Can I compare two API response versions?
Yes — this is one of the most common use cases. Copy the response from two different API calls (or two versions of the same endpoint) into the A and B panels. The diff will immediately show you what fields changed between versions, which is invaluable when debugging API changes or tracking schema drift.
What if my JSON is out of order but semantically the same?
Key order doesn't matter — { "x": 1, "y": 2 } and { "y": 2, "x": 1 } produce zero diff entries. Array order does matter, because arrays are ordered by definition. If you have { "tags": ["a", "b"] } and { "tags": ["b", "a"] }, the tool will report two CHANGE entries at indexes [0] and [1].
How do I copy the diff results?
The Copy button in the output panel header copies the diff as a plain-text summary with + / - / ~ prefixes, one line per change. This format is easy to paste into a Slack message, PR comment, or issue description.
What is the maximum JSON size this handles?

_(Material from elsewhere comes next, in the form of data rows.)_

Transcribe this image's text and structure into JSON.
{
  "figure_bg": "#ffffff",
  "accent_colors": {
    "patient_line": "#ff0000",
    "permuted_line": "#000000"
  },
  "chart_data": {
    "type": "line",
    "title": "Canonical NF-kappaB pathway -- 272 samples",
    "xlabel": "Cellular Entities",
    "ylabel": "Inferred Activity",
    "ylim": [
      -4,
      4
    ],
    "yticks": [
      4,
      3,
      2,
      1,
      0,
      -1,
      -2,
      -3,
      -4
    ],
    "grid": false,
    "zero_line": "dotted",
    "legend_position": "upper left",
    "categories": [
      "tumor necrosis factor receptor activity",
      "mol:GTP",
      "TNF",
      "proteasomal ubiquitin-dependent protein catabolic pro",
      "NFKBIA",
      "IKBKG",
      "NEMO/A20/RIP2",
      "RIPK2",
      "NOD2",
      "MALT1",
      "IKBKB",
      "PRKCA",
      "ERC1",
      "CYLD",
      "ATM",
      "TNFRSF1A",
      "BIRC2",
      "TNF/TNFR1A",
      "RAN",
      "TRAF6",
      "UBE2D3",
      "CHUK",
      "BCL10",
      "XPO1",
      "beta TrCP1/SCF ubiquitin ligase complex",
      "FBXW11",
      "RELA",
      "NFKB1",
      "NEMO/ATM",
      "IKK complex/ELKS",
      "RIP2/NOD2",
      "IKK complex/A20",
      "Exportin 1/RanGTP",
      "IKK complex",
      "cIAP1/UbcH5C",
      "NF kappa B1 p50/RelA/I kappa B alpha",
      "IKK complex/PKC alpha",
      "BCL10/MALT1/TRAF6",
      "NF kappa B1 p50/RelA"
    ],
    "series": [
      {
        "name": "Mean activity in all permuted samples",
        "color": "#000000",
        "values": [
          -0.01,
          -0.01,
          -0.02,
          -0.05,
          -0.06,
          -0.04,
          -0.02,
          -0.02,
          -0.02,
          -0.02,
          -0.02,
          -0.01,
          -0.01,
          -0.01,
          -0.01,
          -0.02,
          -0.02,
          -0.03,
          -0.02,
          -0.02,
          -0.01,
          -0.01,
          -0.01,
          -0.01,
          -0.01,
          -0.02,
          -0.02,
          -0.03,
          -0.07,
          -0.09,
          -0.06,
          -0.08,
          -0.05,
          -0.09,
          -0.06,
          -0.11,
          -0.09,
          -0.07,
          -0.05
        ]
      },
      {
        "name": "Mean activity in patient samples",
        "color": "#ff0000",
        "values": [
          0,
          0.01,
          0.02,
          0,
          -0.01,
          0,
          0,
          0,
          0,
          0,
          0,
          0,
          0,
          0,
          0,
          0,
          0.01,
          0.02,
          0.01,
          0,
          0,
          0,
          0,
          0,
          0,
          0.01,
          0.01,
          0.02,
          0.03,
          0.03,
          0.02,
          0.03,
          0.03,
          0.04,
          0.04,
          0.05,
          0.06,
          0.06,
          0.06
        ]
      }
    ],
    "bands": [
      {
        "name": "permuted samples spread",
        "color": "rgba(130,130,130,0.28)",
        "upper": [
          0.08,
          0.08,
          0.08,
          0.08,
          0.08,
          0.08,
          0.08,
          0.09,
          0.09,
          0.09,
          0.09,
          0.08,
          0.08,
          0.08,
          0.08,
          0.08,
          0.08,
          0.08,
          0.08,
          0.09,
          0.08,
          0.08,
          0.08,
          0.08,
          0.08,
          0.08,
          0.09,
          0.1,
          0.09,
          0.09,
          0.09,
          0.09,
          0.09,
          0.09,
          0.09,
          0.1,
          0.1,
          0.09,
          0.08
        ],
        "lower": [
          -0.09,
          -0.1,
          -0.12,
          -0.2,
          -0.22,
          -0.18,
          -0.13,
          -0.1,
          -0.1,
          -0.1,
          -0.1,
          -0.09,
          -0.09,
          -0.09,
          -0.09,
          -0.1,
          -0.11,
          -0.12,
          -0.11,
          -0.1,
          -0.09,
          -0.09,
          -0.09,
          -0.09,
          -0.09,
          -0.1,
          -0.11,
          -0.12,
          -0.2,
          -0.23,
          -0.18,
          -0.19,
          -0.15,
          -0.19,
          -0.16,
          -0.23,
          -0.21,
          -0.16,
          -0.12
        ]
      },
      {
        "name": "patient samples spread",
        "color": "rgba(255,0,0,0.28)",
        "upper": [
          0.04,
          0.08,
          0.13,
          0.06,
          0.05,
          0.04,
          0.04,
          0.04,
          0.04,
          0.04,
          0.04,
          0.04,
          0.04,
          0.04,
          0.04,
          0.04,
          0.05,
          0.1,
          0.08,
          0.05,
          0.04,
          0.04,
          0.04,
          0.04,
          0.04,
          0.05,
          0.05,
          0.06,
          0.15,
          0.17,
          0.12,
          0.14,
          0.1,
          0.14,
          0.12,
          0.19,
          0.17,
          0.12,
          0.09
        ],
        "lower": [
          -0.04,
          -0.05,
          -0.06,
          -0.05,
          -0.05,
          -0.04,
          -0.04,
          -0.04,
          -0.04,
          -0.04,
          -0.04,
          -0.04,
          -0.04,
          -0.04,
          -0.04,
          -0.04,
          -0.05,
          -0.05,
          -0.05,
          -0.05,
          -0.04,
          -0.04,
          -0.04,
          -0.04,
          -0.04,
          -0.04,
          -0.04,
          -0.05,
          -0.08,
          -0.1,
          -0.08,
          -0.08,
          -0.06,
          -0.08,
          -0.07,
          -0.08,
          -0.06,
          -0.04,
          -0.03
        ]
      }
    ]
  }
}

microdiff is efficient for typical API response sizes. For very deep or wide objects (thousands of keys), diffing may take a fraction of a second. JSON Kit handles files up to ~50MB in the editor panels. For extremely large payloads, consider using jq on the command line: diff <(jq -S . a.json) <(jq -S . b.json) (the -S flag sorts keys).

About This Tool

JSON Diff is powered by microdiff — a tiny, zero-dependency deep diff library that operates on parsed objects rather than strings. Key order is irrelevant; array order is respected (since arrays are ordered by definition). The diff runs in your browser on every keystroke with a 250ms debounce. Results are shown as a scannable list with color-coded rows rather than the noise of a character-level text diff. The Copy button exports the diff in a simple+/-/~ text format suitable for pasting into PRs or Slack.